The quiet month...

is over. Started a new gig yesterday and while I am having a financial freak out it feels great to be back in the kitchen. So great that after venting to my new (I don't know what to call him yet- he does not like chef- KM I guess will do), ok then, KM about it I went on about the business of cooking and had a lot of fun. It will take me several weeks to remember how to get back the old kitchen persona where it is ok to cuss like a pirate and make crass comments and sing and actually say what is on my mind without having to worry about student sensibilities. Had a decent start at it yesterday. And, there is a chance I may be the only woman in the kitchen with the night crew; that's how I like it. There is much to say about previously mentioned KM even after one shift. Told him already that he is the doppelganger of one of my favorite people on the planet. Wish that person would reappear from the canyons of NYC. Somewhat dangerous territory for me. In talking to family I have already been asked to watch my heart. It could be flung far open and too much could pour out; it's been far too long and several other recent interactions remind me of what has- been missing is the wrong phrase- not been a focus is more apropos.

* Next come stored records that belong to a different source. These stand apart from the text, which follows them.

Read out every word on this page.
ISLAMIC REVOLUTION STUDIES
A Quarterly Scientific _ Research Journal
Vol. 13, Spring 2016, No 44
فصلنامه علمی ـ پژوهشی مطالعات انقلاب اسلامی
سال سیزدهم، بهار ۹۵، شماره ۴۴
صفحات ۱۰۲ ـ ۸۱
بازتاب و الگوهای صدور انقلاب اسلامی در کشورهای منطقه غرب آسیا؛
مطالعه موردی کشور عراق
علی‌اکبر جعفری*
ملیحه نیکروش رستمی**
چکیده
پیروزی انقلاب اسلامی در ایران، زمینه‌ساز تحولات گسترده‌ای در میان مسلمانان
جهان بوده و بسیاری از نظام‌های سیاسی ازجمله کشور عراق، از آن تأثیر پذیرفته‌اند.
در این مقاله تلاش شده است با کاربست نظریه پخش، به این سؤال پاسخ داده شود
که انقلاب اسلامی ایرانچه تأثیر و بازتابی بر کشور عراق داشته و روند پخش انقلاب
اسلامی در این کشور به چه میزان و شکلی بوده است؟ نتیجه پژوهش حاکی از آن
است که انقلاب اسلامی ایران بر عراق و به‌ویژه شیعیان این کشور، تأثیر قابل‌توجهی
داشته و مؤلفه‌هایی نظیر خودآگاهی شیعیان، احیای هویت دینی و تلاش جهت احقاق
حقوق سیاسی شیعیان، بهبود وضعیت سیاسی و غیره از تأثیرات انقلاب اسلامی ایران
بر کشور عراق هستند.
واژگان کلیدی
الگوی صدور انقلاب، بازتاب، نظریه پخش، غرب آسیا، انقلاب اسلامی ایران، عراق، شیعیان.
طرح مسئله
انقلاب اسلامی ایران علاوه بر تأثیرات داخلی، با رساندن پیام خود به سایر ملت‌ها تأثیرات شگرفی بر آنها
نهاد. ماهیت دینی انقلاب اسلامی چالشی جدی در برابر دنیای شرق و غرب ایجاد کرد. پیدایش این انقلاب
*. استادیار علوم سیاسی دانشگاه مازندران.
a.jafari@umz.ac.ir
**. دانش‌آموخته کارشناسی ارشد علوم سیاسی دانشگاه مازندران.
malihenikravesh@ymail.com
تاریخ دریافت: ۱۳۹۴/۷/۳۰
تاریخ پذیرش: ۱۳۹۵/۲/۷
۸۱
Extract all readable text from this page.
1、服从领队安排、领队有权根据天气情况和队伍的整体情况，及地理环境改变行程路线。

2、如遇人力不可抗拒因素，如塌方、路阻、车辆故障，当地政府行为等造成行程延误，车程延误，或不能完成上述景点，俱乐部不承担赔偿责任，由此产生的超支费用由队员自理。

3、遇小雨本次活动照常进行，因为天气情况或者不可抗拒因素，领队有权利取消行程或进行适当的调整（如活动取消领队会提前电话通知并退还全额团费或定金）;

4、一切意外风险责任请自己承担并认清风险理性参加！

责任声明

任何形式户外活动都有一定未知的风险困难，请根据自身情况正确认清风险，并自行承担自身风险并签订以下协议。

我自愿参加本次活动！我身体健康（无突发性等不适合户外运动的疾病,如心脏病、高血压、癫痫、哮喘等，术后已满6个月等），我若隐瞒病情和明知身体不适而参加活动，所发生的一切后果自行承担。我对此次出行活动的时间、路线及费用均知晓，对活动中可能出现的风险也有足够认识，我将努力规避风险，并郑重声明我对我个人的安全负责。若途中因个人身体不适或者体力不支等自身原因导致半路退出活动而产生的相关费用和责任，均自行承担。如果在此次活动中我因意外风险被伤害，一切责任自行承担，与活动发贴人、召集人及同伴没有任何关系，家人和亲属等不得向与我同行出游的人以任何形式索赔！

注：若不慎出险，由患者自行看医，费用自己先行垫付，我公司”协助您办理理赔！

The new place is a recently opened food coop and I am part of the prepared foods department. Apparently in two hours last night I accomplished more than one of the departed would in an entire shift. I am still trying to learn where everything is and I have not even gotten a new notebook yet. What will happen when I understand the flow and customer expectations and management desires? I see this as a place where I will have room to grow and we talked about it from the start of the interview process. While I am making less than half (HALF!) of what I walked away from, my mantra is, once again, it's only money, I'll get more. What matters right now is that I am making food I believe in and am around people who are talking about food as well. There have been several who have commented on the apparent lack of local interest in the topic and what is delicious and beautiful. I am excited to be feeling like I can be part of a group that is going to inspire the devotion to local, sustainable, unmasked joy of ingredients and producers that surrounded the Canada community. For now, especially, it just feels good to have a knife in my hand again.